On the policy front several actions have been implemented. This includes the new DPP, the prioritization of acquisition with the highest priority being given to indigenous equipment, launching of make programs, opening of ranges for trial evaluation by private industry, stopping of nomination in shipbuilding, SP policy etc.

According to Baba Kalyani, chairman and managing director of Bharat Forge, the action on operationalisation of these policies has not been as quick. “This is quite evident if we see the number of large orders being placed on the industry. Even on the make front programs like FICV are still not progressing,” he said adding that the real Make in India, will be evident when industry starts investing on receipt of orders and it creates a vibrant Defence Industrial base in the country.

“To achieve faster implementation, we need to kick-start the process by converting the major acquisition programs where trials or negotiations have been completed to Make in India,” said Mr Kalyani.

Mr V S Noronha, vice-president of defence and government business at Tata Motors said in a recent interaction that whilst the government has made announcements to bolster Indigenous Defence Manufacturing, there is a lack of capability in taking decisions and allotting “Make Programmes” such as the FICV.

Programs such as the FICV enable the Indian Industry to partner with International Defence OEM’s for long-term commitments to see products and solutions through multiple generations of evolution.​

In land system besides the FICV, the industry sees great potential in key programmes by the MoD like the FRCV (Future Ready Combat Vehicle), to replace the T-72 battle tank and the FMBT (Future Main Battle Tank), he said​.

Mr J D Patil, whole time director and member of the board, Larsen & Toubro Ltd. and Chairman, FICCI Defence Committee is of the view that Defence sector indigenisation has a potential to create over a quarter million jobs, save 10 to 12 Billion USD in foreign exchange, over the next decade, besides building national capability, capacity to support platform and equipment requirements, across the spectrum of technologies.

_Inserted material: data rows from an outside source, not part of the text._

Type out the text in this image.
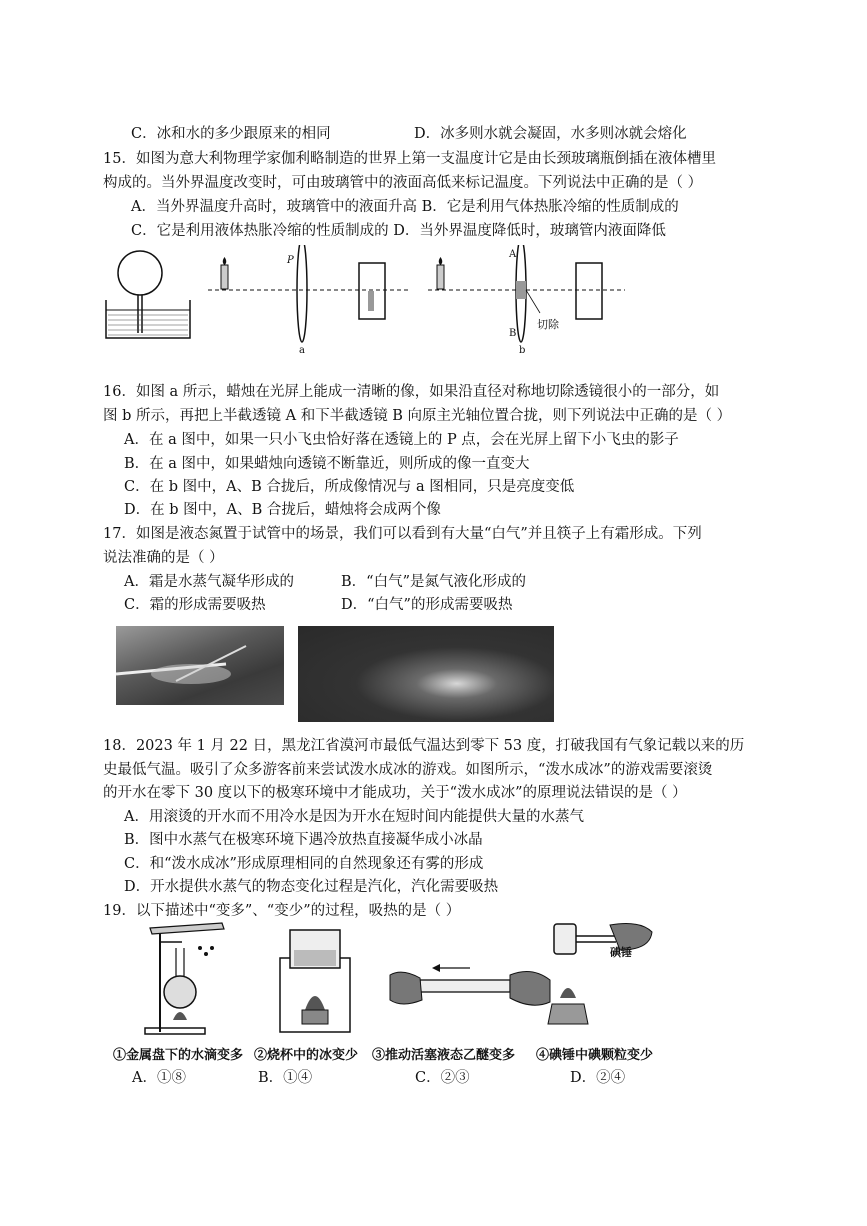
C．冰和水的多少跟原来的相同	D．冰多则水就会凝固，水多则冰就会熔化
15．如图为意大利物理学家伽利略制造的世界上第一支温度计它是由长颈玻璃瓶倒插在液体槽里
构成的。当外界温度改变时，可由玻璃管中的液面高低来标记温度。下列说法中正确的是（ ）
A．当外界温度升高时，玻璃管中的液面升高 B．它是利用气体热胀冷缩的性质制成的
C．它是利用液体热胀冷缩的性质制成的 D．当外界温度降低时，玻璃管内液面降低
P
a
A
B
b
切除
16．如图 a 所示，蜡烛在光屏上能成一清晰的像，如果沿直径对称地切除透镜很小的一部分，如
图 b 所示，再把上半截透镜 A 和下半截透镜 B 向原主光轴位置合拢，则下列说法中正确的是（ ）
A．在 a 图中，如果一只小飞虫恰好落在透镜上的 P 点，会在光屏上留下小飞虫的影子
B．在 a 图中，如果蜡烛向透镜不断靠近，则所成的像一直变大
C．在 b 图中，A、B 合拢后，所成像情况与 a 图相同，只是亮度变低
D．在 b 图中，A、B 合拢后，蜡烛将会成两个像
17．如图是液态氮置于试管中的场景，我们可以看到有大量“白气”并且筷子上有霜形成。下列
说法准确的是（ ）
A．霜是水蒸气凝华形成的	B．“白气”是氮气液化形成的
C．霜的形成需要吸热	D．“白气”的形成需要吸热
18．2023 年 1 月 22 日，黑龙江省漠河市最低气温达到零下 53 度，打破我国有气象记载以来的历
史最低气温。吸引了众多游客前来尝试泼水成冰的游戏。如图所示，“泼水成冰”的游戏需要滚烫
的开水在零下 30 度以下的极寒环境中才能成功，关于“泼水成冰”的原理说法错误的是（ ）
A．用滚烫的开水而不用冷水是因为开水在短时间内能提供大量的水蒸气
B．图中水蒸气在极寒环境下遇冷放热直接凝华成小冰晶
C．和“泼水成冰”形成原理相同的自然现象还有雾的形成
D．开水提供水蒸气的物态变化过程是汽化，汽化需要吸热
19．以下描述中“变多”、“变少”的过程，吸热的是（ ）
碘锤
①金属盘下的水滴变多 ②烧杯中的冰变少 ③推动活塞液态乙醚变多 ④碘锤中碘颗粒变少
A．①⑧	B．①④	C．②③	D．②④
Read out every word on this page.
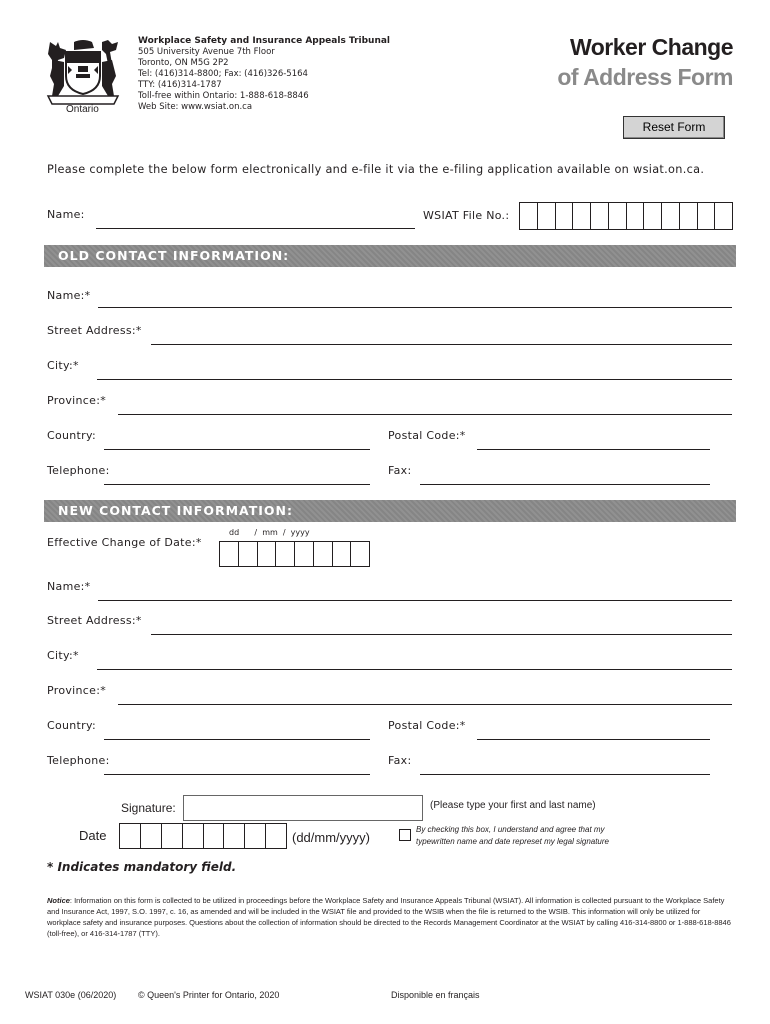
Ontario
Workplace Safety and Insurance Appeals Tribunal
505 University Avenue 7th Floor
Toronto, ON M5G 2P2
Tel: (416)314-8800; Fax: (416)326-5164
TTY: (416)314-1787
Toll-free within Ontario: 1-888-618-8846
Web Site: www.wsiat.on.ca
Worker Change
of Address Form
Reset Form
Please complete the below form electronically and e-file it via the e-filing application available on wsiat.on.ca.
Name:	WSIAT File No.:
OLD CONTACT INFORMATION:
Name:*
Street Address:*
City:*
Province:*
Country:	Postal Code:*
Telephone:	Fax:
NEW CONTACT INFORMATION:
Effective Change of Date:*
dd      /  mm  /  yyyy
Name:*
Street Address:*
City:*
Province:*
Country:	Postal Code:*
Telephone:	Fax:
Signature:	(Please type your first and last name)
Date	(dd/mm/yyyy)
By checking this box, I understand and agree that my
typewritten name and date represet my legal signature
* Indicates mandatory field.
Notice: Information on this form is collected to be utilized in proceedings before the Workplace Safety and Insurance Appeals Tribunal (WSIAT). All information is collected pursuant to the Workplace Safety and Insurance Act, 1997, S.O. 1997, c. 16, as amended and will be included in the WSIAT file and provided to the WSIB when the file is returned to the WSIB. This information will only be utilized for workplace safety and insurance purposes. Questions about the collection of information should be directed to the Records Management Coordinator at the WSIAT by calling 416-314-8800 or 1-888-618-8846 (toll-free), or 416-314-1787 (TTY).
WSIAT 030e (06/2020) © Queen's Printer for Ontario, 2020	Disponible en français
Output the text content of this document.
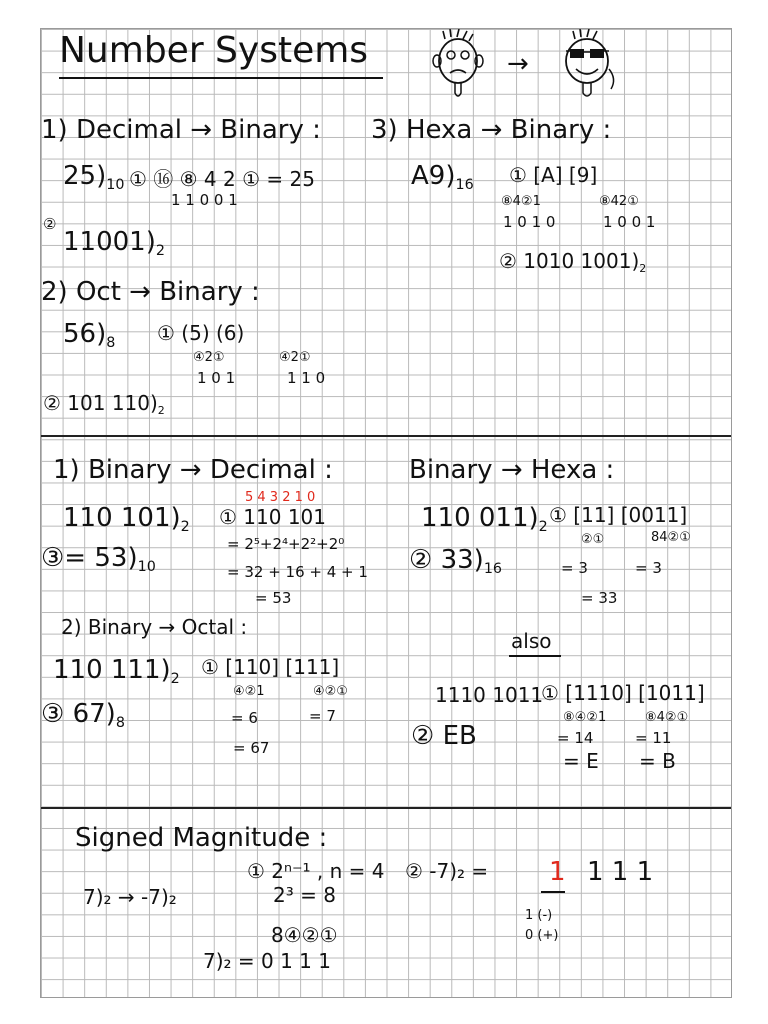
Number Systems	→
1) Decimal → Binary :
$25)_{10}$ ① ⑯ ⑧ 4 2 ① = 25
1 1 0 0 1
②
$11001)_2$
2) Oct → Binary :
$56)_8$ ① (5) (6)
④2①	④2①
1 0 1	1 1 0
② 101 $110)_2$
3) Hexa → Binary :
$A9)_{16}$ ① [A] [9]
⑧4②1	⑧42①
1 0 1 0	1 0 0 1
② 1010 $1001)_2$
1) Binary → Decimal :
110 $101)_2$
5 4 3 2 1 0
① 110 101
= 2⁵+2⁴+2²+2⁰
= 32 + 16 + 4 + 1
= 53
③= $53)_{10}$
2) Binary → Octal :
110 $111)_2$ ① [110] [111]
④②1	④②①
= 6	= 7
= 67
③ $67)_8$
Binary → Hexa :
110 $011)_2$ ① [11] [0011]
②①	84②①
= 3	= 3
= 33
② $33)_{16}$
also
1110 1011
① [1110] [1011]
⑧④②1	⑧4②①
= 14	= 11
= E = B
② EB
Signed Magnitude :
7)₂ → -7)₂
① 2ⁿ⁻¹ , n = 4
2³ = 8
8④②①
7)₂ = 0 1 1 1
② -7)₂ = 1 1 1 1
1 (-)
0 (+)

As per him, “Make in India” in defence sector is not just an economic compulsion, it is a strategic long term imperative to build the industry base for self-reliance to meet the critical needs of the Armed Forces and become trade surplus in Defence.

“Having brought about a slew of important policy reforms in the last three years, the Govt. has sown the seeds for a strong defence economy to concurrently facilitate enhanced participation of the Private Sector as well as nurture and support the Govt. owned entities. All it needs to do is take a few more bold steps, speed up decision making, de-layer approval stages, and eliminate repetitive process steps, bring in real level playing field, so as to unleash and actively promote indigenization,” said Mr Patil.

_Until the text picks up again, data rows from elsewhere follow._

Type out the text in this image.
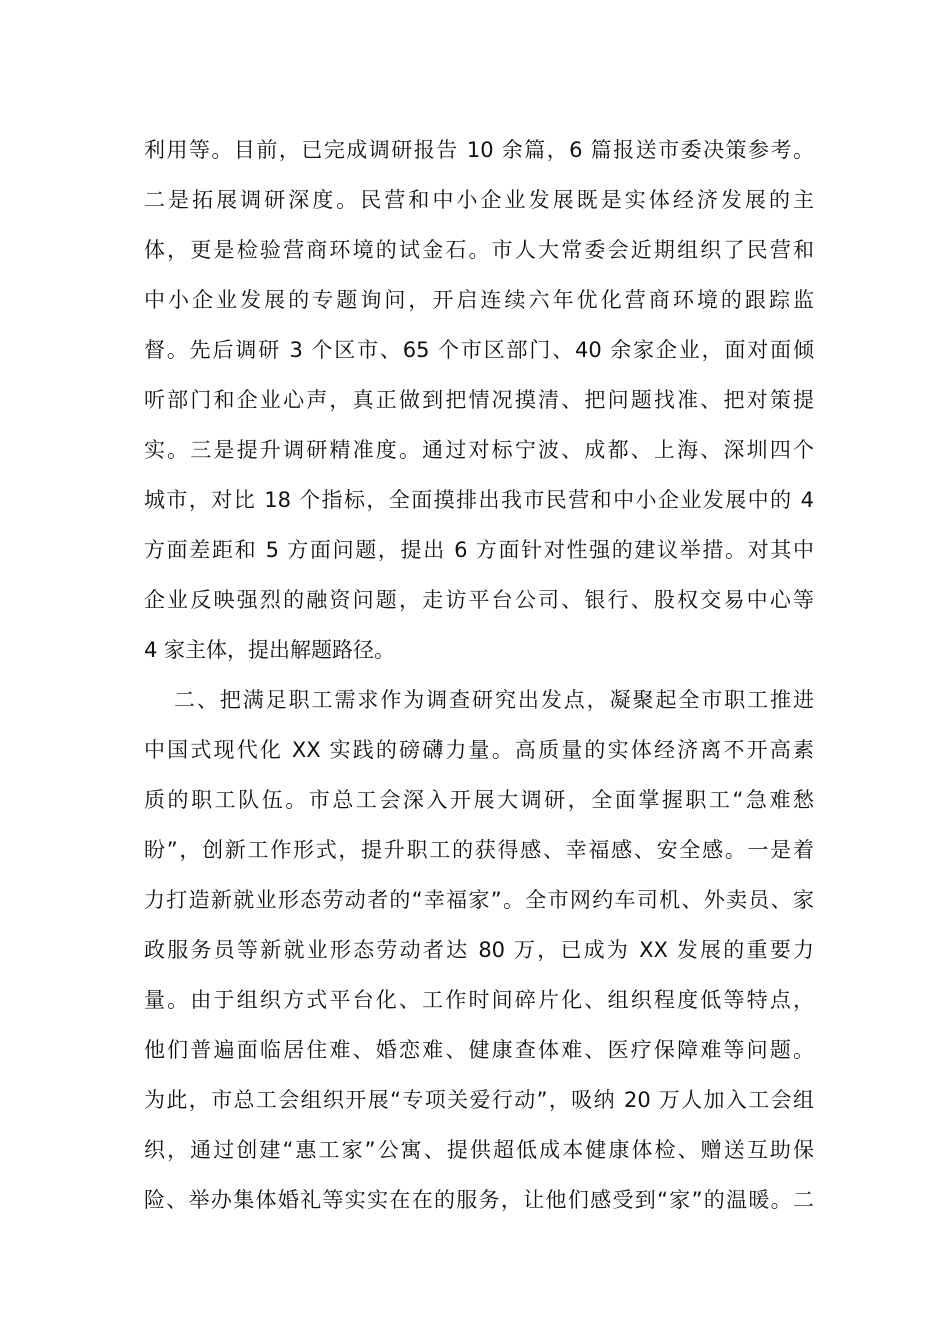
利用等。目前，已完成调研报告 10 余篇，6 篇报送市委决策参考。
二是拓展调研深度。民营和中小企业发展既是实体经济发展的主
体，更是检验营商环境的试金石。市人大常委会近期组织了民营和
中小企业发展的专题询问，开启连续六年优化营商环境的跟踪监
督。先后调研 3 个区市、65 个市区部门、40 余家企业，面对面倾
听部门和企业心声，真正做到把情况摸清、把问题找准、把对策提
实。三是提升调研精准度。通过对标宁波、成都、上海、深圳四个
城市，对比 18 个指标，全面摸排出我市民营和中小企业发展中的 4
方面差距和 5 方面问题，提出 6 方面针对性强的建议举措。对其中
企业反映强烈的融资问题，走访平台公司、银行、股权交易中心等
4 家主体，提出解题路径。
二、把满足职工需求作为调查研究出发点，凝聚起全市职工推进
中国式现代化 XX 实践的磅礴力量。高质量的实体经济离不开高素
质的职工队伍。市总工会深入开展大调研，全面掌握职工“急难愁
盼”，创新工作形式，提升职工的获得感、幸福感、安全感。一是着
力打造新就业形态劳动者的“幸福家”。全市网约车司机、外卖员、家
政服务员等新就业形态劳动者达 80 万，已成为 XX 发展的重要力
量。由于组织方式平台化、工作时间碎片化、组织程度低等特点，
他们普遍面临居住难、婚恋难、健康查体难、医疗保障难等问题。
为此，市总工会组织开展“专项关爱行动”，吸纳 20 万人加入工会组
织，通过创建“惠工家”公寓、提供超低成本健康体检、赠送互助保
险、举办集体婚礼等实实在在的服务，让他们感受到“家”的温暖。二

He added that implementation of the Public Procurement Policy is the key to uphold the spirit of Make in India, and to ensure that Indian stakeholders get a fair opportunity. To promote serious R&D efforts in this focussed sector, the Govt. can provide requisite encouragement under Strategic Partnership policy and Make policy by offering tax incentives for R&D and product development.

Sharing his views on the Make in India initiative in defence sector, Lt Gen Subrata Saha, former Deputy Chief of Army Staff said the emphasis of the Government on ‘Make in India’ in Defence is quite evident from the several forward-looking policies that have been issued. He said that in order to realise the Government’s intent, there has to be two distinct but concomitant lines of operations designed for the short and medium to long term.

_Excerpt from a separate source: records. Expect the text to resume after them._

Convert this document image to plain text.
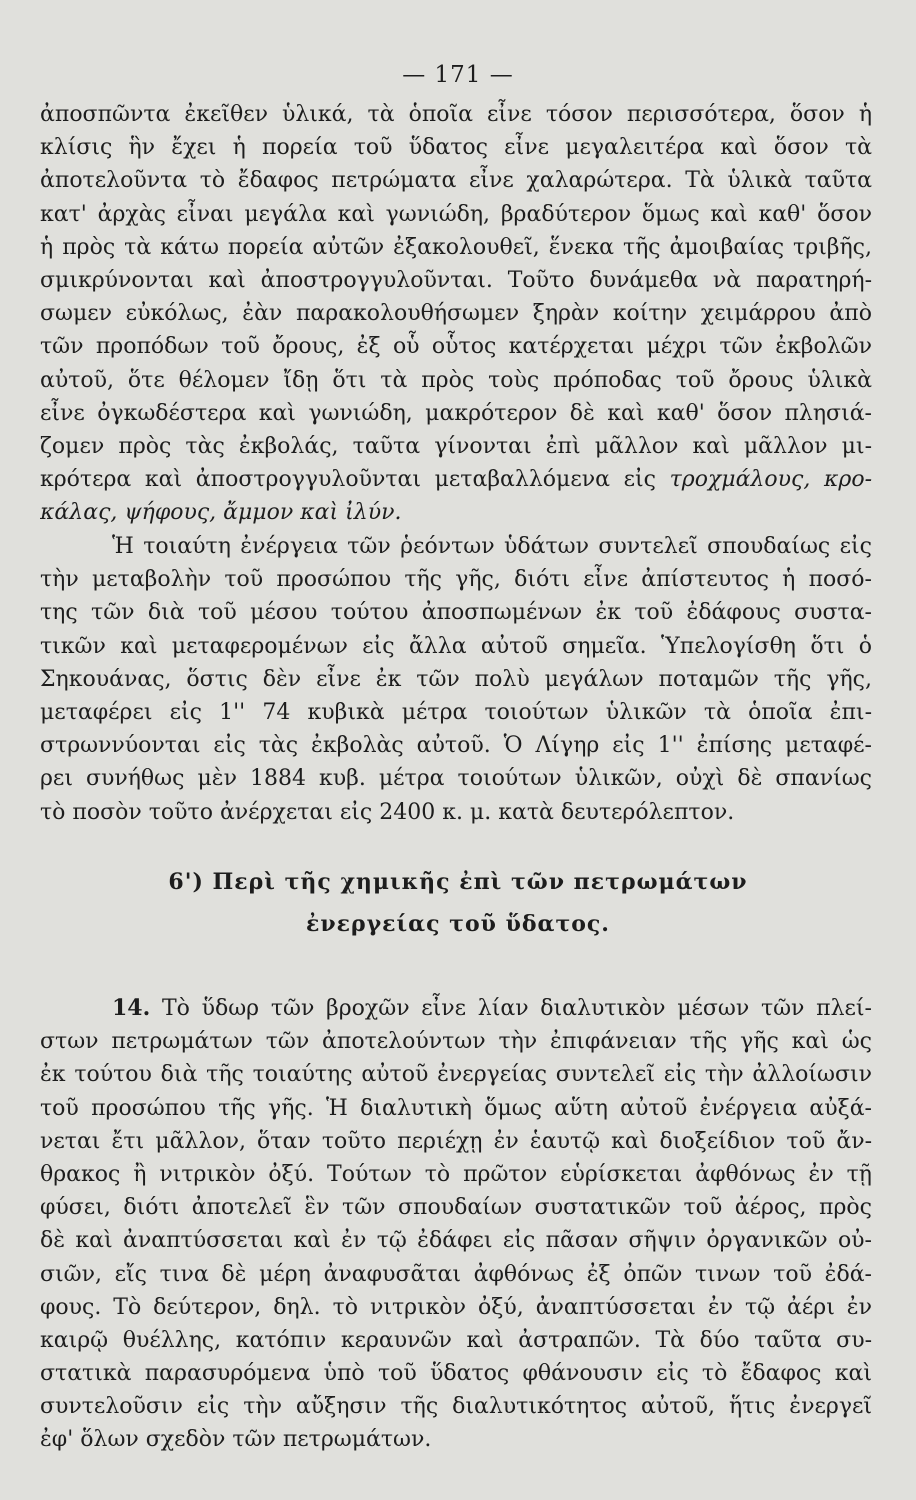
— 171 —
ἀποσπῶντα ἐκεῖθεν ὑλικά, τὰ ὁποῖα εἶνε τόσον περισσότερα, ὅσον ἡ
κλίσις ἣν ἔχει ἡ πορεία τοῦ ὕδατος εἶνε μεγαλειτέρα καὶ ὅσον τὰ
ἀποτελοῦντα τὸ ἔδαφος πετρώματα εἶνε χαλαρώτερα. Τὰ ὑλικὰ ταῦτα
κατ' ἀρχὰς εἶναι μεγάλα καὶ γωνιώδη, βραδύτερον ὅμως καὶ καθ' ὅσον
ἡ πρὸς τὰ κάτω πορεία αὐτῶν ἐξακολουθεῖ, ἕνεκα τῆς ἀμοιβαίας τριβῆς,
σμικρύνονται καὶ ἀποστρογγυλοῦνται. Τοῦτο δυνάμεθα νὰ παρατηρή-
σωμεν εὐκόλως, ἐὰν παρακολουθήσωμεν ξηρὰν κοίτην χειμάρρου ἀπὸ
τῶν προπόδων τοῦ ὄρους, ἐξ οὗ οὗτος κατέρχεται μέχρι τῶν ἐκβολῶν
αὐτοῦ, ὅτε θέλομεν ἴδῃ ὅτι τὰ πρὸς τοὺς πρόποδας τοῦ ὄρους ὑλικὰ
εἶνε ὀγκωδέστερα καὶ γωνιώδη, μακρότερον δὲ καὶ καθ' ὅσον πλησιά-
ζομεν πρὸς τὰς ἐκβολάς, ταῦτα γίνονται ἐπὶ μᾶλλον καὶ μᾶλλον μι-
κρότερα καὶ ἀποστρογγυλοῦνται μεταβαλλόμενα εἰς τροχμάλους, κρο-
κάλας, ψήφους, ἄμμον καὶ ἰλύν.
Ἡ τοιαύτη ἐνέργεια τῶν ῥεόντων ὑδάτων συντελεῖ σπουδαίως εἰς
τὴν μεταβολὴν τοῦ προσώπου τῆς γῆς, διότι εἶνε ἀπίστευτος ἡ ποσό-
της τῶν διὰ τοῦ μέσου τούτου ἀποσπωμένων ἐκ τοῦ ἐδάφους συστα-
τικῶν καὶ μεταφερομένων εἰς ἄλλα αὐτοῦ σημεῖα. Ὑπελογίσθη ὅτι ὁ
Σηκουάνας, ὅστις δὲν εἶνε ἐκ τῶν πολὺ μεγάλων ποταμῶν τῆς γῆς,
μεταφέρει εἰς 1'' 74 κυβικὰ μέτρα τοιούτων ὑλικῶν τὰ ὁποῖα ἐπι-
στρωννύονται εἰς τὰς ἐκβολὰς αὐτοῦ. Ὁ Λίγηρ εἰς 1'' ἐπίσης μεταφέ-
ρει συνήθως μὲν 1884 κυβ. μέτρα τοιούτων ὑλικῶν, οὐχὶ δὲ σπανίως
τὸ ποσὸν τοῦτο ἀνέρχεται εἰς 2400 κ. μ. κατὰ δευτερόλεπτον.
6') Περὶ τῆς χημικῆς ἐπὶ τῶν πετρωμάτων
ἐνεργείας τοῦ ὕδατος.
14. Τὸ ὕδωρ τῶν βροχῶν εἶνε λίαν διαλυτικὸν μέσων τῶν πλεί-
στων πετρωμάτων τῶν ἀποτελούντων τὴν ἐπιφάνειαν τῆς γῆς καὶ ὡς
ἐκ τούτου διὰ τῆς τοιαύτης αὐτοῦ ἐνεργείας συντελεῖ εἰς τὴν ἀλλοίωσιν
τοῦ προσώπου τῆς γῆς. Ἡ διαλυτικὴ ὅμως αὕτη αὐτοῦ ἐνέργεια αὐξά-
νεται ἔτι μᾶλλον, ὅταν τοῦτο περιέχῃ ἐν ἑαυτῷ καὶ διοξείδιον τοῦ ἄν-
θρακος ἢ νιτρικὸν ὀξύ. Τούτων τὸ πρῶτον εὑρίσκεται ἀφθόνως ἐν τῇ
φύσει, διότι ἀποτελεῖ ἓν τῶν σπουδαίων συστατικῶν τοῦ ἀέρος, πρὸς
δὲ καὶ ἀναπτύσσεται καὶ ἐν τῷ ἐδάφει εἰς πᾶσαν σῆψιν ὀργανικῶν οὐ-
σιῶν, εἴς τινα δὲ μέρη ἀναφυσᾶται ἀφθόνως ἐξ ὀπῶν τινων τοῦ ἐδά-
φους. Τὸ δεύτερον, δηλ. τὸ νιτρικὸν ὀξύ, ἀναπτύσσεται ἐν τῷ ἀέρι ἐν
καιρῷ θυέλλης, κατόπιν κεραυνῶν καὶ ἀστραπῶν. Τὰ δύο ταῦτα συ-
στατικὰ παρασυρόμενα ὑπὸ τοῦ ὕδατος φθάνουσιν εἰς τὸ ἔδαφος καὶ
συντελοῦσιν εἰς τὴν αὔξησιν τῆς διαλυτικότητος αὐτοῦ, ἥτις ἐνεργεῖ
ἐφ' ὅλων σχεδὸν τῶν πετρωμάτων.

“To begin with the current processes have to be much simplified to enable quicker decision making and execution. All the unutilised or under- utilised policy provisions need to be implemented by simplification and strictly defining timeliness for the process. For the medium to long term the policy has to encourage a shift from the legacy into structures/processes that are smarter and outcome driven,” he added.